Shopping-Sonntagist in Gefahr
Genehmigungen für verkaufsoffene Sonntage werden immer häufiger gekippt. Es könnte auch Neuss treffen.
Neuss. Der erste Advent ist in Neuss schon traditionell ein verkaufsoffener Sonntag. Diesmal aber könnte es auf Sicht der letzte Sonntag sein, an dem die Neusser Einzelhändler in Innenstadt und Rheinpark-Center ihre Läden öffnen dürfen. Denn die Stadt, verunsichert durch die jüngsten Verwaltungsgerichts-Urteile gegen verkaufsoffene Sonntage, hält das Thema erst einmal zurück. „Es gibt keine Genehmigung ins Blaue hinein“, stellt Bürgermeister Reiner Breuer klar.

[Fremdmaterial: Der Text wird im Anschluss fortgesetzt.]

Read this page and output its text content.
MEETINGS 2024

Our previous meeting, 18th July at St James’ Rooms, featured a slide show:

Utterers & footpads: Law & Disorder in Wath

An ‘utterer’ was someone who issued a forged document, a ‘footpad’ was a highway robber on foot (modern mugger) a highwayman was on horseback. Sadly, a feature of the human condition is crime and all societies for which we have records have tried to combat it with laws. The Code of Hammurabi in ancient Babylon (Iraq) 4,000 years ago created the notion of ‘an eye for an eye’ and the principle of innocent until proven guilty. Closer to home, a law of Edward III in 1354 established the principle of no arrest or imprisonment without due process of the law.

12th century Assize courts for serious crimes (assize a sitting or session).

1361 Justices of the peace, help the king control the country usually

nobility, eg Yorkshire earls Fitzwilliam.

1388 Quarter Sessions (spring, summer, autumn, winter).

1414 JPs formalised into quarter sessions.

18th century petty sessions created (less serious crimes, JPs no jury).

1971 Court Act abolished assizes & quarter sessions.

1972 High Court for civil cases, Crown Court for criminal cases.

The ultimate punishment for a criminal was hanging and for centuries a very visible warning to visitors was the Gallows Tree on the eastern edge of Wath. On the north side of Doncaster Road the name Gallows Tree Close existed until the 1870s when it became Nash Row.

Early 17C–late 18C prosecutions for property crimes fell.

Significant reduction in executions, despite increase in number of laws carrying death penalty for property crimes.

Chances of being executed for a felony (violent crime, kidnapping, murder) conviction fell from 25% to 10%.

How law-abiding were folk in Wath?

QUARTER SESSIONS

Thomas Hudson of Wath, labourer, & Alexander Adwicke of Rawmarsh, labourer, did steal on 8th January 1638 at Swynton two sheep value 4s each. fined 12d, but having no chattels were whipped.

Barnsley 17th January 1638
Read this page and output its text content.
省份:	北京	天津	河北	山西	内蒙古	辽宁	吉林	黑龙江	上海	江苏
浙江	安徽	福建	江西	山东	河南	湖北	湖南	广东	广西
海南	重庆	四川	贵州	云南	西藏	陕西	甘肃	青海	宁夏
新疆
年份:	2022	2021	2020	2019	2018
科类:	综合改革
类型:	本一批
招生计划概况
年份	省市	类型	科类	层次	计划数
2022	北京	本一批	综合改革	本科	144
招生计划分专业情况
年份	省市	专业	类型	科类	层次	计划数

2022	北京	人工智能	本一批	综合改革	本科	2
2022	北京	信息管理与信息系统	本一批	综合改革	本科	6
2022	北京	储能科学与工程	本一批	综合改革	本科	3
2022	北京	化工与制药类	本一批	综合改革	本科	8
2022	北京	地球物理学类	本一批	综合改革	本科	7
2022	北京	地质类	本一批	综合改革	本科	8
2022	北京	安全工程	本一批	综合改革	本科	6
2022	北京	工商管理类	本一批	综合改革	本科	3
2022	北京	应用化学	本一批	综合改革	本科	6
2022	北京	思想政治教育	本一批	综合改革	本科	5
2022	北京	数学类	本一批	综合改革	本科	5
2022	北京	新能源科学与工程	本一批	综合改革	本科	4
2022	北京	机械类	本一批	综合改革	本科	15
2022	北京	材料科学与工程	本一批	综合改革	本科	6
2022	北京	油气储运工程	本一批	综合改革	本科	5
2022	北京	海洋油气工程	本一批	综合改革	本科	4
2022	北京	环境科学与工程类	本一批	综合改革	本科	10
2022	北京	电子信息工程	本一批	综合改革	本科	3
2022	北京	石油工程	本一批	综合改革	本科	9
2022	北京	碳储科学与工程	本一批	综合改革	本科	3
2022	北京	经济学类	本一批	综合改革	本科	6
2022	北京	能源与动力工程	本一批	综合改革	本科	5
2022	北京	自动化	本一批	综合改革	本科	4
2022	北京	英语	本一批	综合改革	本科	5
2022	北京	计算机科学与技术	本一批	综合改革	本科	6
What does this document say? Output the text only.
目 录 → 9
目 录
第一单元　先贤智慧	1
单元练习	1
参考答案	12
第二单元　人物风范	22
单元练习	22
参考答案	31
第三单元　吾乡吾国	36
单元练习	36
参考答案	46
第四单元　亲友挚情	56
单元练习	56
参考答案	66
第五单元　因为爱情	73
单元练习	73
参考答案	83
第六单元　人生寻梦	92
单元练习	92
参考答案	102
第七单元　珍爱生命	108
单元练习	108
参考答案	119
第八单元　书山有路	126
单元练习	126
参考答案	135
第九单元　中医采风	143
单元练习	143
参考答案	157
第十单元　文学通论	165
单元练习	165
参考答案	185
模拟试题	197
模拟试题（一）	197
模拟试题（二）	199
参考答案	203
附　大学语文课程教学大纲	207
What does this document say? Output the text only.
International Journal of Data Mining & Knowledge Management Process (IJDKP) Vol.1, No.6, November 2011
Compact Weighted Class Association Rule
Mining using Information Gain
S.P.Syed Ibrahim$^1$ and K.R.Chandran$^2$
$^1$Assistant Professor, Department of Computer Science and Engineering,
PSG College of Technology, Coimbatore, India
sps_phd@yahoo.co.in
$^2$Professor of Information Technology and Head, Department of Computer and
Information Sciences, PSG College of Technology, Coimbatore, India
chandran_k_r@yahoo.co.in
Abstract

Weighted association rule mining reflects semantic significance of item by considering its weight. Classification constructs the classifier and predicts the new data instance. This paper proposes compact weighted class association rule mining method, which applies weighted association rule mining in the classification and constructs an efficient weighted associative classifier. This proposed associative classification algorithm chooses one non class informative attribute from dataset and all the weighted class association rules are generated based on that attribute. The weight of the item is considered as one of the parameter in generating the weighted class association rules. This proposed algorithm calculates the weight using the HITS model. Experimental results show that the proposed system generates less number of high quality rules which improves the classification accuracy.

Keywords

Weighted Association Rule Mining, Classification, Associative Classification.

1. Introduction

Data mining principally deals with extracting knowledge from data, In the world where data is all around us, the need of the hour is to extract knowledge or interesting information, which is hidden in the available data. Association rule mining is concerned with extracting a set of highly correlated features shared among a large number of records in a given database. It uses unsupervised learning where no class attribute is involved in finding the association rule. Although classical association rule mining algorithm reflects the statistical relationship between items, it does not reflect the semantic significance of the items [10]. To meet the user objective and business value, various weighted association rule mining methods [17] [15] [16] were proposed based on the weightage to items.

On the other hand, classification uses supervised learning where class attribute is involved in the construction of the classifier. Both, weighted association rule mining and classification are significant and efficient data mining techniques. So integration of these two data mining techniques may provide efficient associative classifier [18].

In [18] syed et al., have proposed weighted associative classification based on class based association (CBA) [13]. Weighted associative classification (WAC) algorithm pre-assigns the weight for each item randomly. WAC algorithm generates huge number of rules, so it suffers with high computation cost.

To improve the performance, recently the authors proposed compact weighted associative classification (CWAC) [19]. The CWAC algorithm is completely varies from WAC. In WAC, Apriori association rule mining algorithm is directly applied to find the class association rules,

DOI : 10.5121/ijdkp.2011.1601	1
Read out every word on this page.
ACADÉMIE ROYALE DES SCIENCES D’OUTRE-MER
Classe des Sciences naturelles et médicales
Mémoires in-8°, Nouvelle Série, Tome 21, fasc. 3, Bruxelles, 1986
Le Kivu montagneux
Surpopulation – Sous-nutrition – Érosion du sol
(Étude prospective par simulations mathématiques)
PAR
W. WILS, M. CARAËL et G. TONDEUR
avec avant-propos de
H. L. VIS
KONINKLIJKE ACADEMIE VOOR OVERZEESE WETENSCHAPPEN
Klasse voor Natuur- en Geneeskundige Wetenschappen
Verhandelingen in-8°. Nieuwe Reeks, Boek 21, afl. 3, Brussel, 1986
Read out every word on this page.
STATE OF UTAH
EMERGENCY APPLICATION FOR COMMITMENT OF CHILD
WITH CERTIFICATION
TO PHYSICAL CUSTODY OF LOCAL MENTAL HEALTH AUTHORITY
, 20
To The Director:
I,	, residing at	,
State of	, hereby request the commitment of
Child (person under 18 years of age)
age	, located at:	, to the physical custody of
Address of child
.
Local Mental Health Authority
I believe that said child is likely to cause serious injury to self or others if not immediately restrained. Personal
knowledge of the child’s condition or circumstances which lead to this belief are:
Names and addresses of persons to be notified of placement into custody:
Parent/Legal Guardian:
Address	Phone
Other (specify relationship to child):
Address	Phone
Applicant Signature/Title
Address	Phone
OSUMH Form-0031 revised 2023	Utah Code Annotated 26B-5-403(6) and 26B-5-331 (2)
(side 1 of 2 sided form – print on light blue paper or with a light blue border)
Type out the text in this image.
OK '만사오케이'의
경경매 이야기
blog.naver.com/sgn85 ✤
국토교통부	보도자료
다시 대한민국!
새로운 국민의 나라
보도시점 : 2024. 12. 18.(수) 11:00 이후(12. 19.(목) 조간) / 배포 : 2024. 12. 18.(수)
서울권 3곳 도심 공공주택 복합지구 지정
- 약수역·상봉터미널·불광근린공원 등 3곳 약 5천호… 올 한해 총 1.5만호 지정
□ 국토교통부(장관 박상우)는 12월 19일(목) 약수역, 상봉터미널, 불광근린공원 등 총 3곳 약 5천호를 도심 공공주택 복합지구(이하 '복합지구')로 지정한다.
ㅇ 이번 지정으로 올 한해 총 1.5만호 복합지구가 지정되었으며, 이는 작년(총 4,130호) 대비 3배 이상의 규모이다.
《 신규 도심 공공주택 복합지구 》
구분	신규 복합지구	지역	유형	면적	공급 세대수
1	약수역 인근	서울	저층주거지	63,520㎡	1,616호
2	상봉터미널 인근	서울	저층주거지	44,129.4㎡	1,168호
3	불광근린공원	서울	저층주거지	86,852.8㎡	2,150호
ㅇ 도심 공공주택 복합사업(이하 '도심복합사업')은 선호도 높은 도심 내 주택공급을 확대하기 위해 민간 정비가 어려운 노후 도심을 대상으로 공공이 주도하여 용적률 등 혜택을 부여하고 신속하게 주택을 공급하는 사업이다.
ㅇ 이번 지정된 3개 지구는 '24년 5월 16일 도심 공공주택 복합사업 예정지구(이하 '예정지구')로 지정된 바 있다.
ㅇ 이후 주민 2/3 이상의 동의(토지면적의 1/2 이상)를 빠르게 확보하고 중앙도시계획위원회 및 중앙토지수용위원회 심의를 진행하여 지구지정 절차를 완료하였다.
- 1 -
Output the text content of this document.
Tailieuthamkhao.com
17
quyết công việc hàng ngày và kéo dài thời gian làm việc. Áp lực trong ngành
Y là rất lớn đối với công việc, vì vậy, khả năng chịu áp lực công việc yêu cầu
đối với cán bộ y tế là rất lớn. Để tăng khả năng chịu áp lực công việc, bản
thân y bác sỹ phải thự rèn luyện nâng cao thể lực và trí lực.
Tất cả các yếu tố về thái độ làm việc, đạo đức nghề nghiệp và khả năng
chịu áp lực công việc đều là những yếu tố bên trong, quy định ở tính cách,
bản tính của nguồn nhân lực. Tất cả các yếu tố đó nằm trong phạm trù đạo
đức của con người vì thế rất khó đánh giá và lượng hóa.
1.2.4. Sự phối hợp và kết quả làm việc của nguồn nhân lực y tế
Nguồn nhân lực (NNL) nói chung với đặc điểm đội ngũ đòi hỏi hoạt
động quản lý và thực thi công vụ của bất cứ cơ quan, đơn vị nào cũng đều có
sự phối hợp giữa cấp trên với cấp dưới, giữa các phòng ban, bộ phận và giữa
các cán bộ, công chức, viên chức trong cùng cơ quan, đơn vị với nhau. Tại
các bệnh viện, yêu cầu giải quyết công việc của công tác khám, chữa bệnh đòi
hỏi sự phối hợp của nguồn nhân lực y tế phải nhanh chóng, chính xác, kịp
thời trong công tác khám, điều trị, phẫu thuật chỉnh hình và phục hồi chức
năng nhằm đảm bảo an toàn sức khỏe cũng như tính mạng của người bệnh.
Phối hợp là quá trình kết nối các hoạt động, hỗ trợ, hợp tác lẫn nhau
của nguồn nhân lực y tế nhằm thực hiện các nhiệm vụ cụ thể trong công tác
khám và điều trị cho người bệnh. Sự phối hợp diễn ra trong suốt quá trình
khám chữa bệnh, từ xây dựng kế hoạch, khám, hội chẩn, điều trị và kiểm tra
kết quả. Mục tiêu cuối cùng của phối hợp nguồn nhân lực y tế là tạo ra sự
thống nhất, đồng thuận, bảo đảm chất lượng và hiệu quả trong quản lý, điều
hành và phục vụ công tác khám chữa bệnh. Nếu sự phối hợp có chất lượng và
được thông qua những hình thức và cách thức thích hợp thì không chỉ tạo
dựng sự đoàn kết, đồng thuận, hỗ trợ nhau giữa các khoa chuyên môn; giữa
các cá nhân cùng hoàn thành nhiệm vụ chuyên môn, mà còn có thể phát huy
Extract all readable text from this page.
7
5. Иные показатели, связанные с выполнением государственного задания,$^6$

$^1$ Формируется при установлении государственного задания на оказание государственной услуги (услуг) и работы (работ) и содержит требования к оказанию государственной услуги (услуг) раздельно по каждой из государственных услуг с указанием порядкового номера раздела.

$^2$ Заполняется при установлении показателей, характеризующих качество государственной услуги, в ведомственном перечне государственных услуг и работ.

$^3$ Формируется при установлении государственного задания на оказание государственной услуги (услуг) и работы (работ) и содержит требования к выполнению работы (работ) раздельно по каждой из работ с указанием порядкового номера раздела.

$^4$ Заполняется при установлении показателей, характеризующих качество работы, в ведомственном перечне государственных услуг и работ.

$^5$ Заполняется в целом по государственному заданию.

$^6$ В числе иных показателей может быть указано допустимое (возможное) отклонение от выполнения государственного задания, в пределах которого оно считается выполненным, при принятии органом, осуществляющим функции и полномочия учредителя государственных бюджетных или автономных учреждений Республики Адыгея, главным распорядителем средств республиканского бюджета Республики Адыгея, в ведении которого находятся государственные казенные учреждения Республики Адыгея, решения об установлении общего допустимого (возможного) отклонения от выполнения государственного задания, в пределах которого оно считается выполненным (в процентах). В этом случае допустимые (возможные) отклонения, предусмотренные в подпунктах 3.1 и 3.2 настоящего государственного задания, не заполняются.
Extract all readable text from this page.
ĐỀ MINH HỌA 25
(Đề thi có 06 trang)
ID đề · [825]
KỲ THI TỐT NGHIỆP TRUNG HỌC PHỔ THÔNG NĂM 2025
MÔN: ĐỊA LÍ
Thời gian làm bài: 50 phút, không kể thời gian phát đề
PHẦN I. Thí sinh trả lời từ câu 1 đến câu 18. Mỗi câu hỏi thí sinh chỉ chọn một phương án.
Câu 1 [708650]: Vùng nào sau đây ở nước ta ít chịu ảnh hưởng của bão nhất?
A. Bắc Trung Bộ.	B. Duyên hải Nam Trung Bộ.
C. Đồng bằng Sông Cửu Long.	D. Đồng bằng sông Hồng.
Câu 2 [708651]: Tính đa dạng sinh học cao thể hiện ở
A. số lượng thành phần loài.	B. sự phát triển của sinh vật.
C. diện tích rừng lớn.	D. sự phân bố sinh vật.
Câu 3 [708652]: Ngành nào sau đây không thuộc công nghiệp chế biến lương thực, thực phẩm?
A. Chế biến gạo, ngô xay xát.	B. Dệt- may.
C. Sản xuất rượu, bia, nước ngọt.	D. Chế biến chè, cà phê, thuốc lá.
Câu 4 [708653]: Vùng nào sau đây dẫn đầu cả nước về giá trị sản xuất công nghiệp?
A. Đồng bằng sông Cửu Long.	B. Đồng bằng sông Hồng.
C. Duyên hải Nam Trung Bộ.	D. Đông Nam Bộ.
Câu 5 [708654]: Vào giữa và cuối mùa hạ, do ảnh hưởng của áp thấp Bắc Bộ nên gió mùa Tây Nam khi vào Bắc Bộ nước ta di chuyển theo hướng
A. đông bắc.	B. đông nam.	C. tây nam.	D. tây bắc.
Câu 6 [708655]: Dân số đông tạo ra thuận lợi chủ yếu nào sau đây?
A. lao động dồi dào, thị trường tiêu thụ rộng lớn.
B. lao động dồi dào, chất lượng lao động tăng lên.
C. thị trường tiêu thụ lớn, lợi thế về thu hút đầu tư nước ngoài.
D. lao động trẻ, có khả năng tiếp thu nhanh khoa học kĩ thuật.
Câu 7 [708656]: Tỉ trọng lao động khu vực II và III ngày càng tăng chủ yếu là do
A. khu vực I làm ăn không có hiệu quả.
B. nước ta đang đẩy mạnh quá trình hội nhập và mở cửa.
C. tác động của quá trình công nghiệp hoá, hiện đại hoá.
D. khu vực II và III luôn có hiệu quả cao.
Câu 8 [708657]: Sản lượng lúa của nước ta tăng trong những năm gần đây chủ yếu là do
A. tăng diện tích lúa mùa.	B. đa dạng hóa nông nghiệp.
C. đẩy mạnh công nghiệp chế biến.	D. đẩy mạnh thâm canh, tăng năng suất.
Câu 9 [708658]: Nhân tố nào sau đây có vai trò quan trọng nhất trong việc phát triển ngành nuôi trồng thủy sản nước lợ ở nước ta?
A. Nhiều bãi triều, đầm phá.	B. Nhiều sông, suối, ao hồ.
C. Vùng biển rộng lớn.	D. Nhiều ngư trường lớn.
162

Ein Schreiben der Zukunftsinitiative Innenstadt Neuss (ZIN), die für die Jahre 2017 bis 2019 jeweils vier Sonntagstermine beantragt hat, bleibt vorerst unbeantwortet. Das Thema, im Oktober schon einmal von der Tagesordnung des Hauptausschusses genommen, findet sich daher auch heute nicht auf dessen Agenda.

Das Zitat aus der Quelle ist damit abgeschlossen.